IV. Volviendo por la senda antigua
El Señor a través del profeta Malaquías llamó a su pueblo a la reforma: “Volveos a mí, y yo me volveré a vosotros” (3:1). Cuando el pueblo preguntó ¿En qué hemos de volvernos? El Señor se refirió a un punto específico en el cual ellos eran deficientes. Le estaban robando, porque retenían los diezmos y las ofrendas. El Señor les señaló que esto era la raíz enferma que causaba sus problemas, por ser evidencia clara del egoísmo que había en sus corazones. Este egoísmo afectaba toda su vida. Hoy cuando la infidelidad en los diezmos y ofrendas es tan evidente y cuando estamos cerca de la Segunda Venida del Señor, se hace necesario repetir el mismo mensaje que Dios envió antes de la primera venida de Cristo. Una reforma sin egoísmo Hay necesidad de una reforma genuina en nuestra iglesia hoy. El egoísmo en todas sus formas debe ser eliminado. La obra no puede tener éxito sin el poder del Espíritu Santo, y “Dios no puede derramar su Espíritu cuando el egoísmo y la complacencia propia se manifiestan en forma tan notoria” (Consejos sobre Mayordomía Cristiana, Pág. 56).
Conclusión
Resultados de la Reforma
Primero. Dios podrá bendecirnos con su Santo Espíritu sin medida; y el evangelio podrá ser predicado en cada rincón de la tierra. Bajo la influencia del Espíritu Santo se abrirán los corazones para recibir la luz. Esto hará que la verdad sea impresionante y convencerá a las almas de la necesidad de un Salvador. Entonces suplirá el poder esencial para la conversación.
Segundo. La abnegación permitirá que la iglesia se mueva hacia la unidad, marchando como un ejército abanderado, armada del Espíritu de Dios, impulsada y ayudada por el poder divino.

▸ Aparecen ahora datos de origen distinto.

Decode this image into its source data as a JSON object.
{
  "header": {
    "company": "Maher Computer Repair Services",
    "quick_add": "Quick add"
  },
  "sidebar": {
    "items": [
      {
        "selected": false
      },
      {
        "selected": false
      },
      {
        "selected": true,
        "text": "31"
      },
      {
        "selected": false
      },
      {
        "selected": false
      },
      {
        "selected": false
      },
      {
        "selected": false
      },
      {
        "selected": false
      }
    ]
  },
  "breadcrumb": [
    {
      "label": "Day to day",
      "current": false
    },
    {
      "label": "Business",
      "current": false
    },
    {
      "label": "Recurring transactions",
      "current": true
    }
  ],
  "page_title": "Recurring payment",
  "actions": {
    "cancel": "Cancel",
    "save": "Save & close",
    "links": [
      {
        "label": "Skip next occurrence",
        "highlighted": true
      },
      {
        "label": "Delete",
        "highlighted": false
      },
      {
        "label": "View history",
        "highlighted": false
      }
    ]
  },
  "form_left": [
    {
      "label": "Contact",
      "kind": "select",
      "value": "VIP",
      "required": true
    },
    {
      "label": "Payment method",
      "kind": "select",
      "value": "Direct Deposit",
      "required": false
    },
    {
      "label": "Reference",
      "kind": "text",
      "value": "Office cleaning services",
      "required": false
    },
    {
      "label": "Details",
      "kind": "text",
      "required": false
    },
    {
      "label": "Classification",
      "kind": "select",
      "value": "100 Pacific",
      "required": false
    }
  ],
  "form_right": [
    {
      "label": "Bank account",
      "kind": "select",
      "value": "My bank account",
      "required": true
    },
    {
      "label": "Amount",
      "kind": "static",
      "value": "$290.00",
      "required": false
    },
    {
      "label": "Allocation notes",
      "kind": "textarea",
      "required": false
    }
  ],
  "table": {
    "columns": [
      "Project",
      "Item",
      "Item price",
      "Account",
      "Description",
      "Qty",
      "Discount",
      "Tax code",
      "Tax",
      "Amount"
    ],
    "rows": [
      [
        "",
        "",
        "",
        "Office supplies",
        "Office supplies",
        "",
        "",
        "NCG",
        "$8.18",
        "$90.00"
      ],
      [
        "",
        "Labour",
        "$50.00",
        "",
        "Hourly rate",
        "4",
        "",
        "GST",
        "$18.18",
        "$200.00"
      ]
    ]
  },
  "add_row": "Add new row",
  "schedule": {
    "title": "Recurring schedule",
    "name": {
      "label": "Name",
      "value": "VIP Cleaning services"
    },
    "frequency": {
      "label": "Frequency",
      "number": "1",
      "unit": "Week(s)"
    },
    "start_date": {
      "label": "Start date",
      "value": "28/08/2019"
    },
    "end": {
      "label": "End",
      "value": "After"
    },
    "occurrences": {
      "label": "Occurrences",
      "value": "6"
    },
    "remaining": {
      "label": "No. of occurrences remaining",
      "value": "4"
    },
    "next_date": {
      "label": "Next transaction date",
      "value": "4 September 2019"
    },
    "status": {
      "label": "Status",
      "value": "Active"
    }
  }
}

Tercero. La aceptación del principio: “Dios dueño/hombre mayordomo” se notará en el abnegado uso del tiempo, los talentos y los medios de llevar el mensaje evangélico. Al ser eliminados del canal los escombros del egoísmo, Dios podrá derramar todos los recursos del cielo en un empuje final que culminará en la erradicación total del pecado. Una vez más reinará la paz en todo el universo de Dios y sus fieles mayordomos de las cosas perecederas de la tierra, serán transportados a la gloria donde serán transformados en mayordomos de las riquezas eternas. Todo el universo espera la unión del esfuerzo humano consagrado con el poder divino.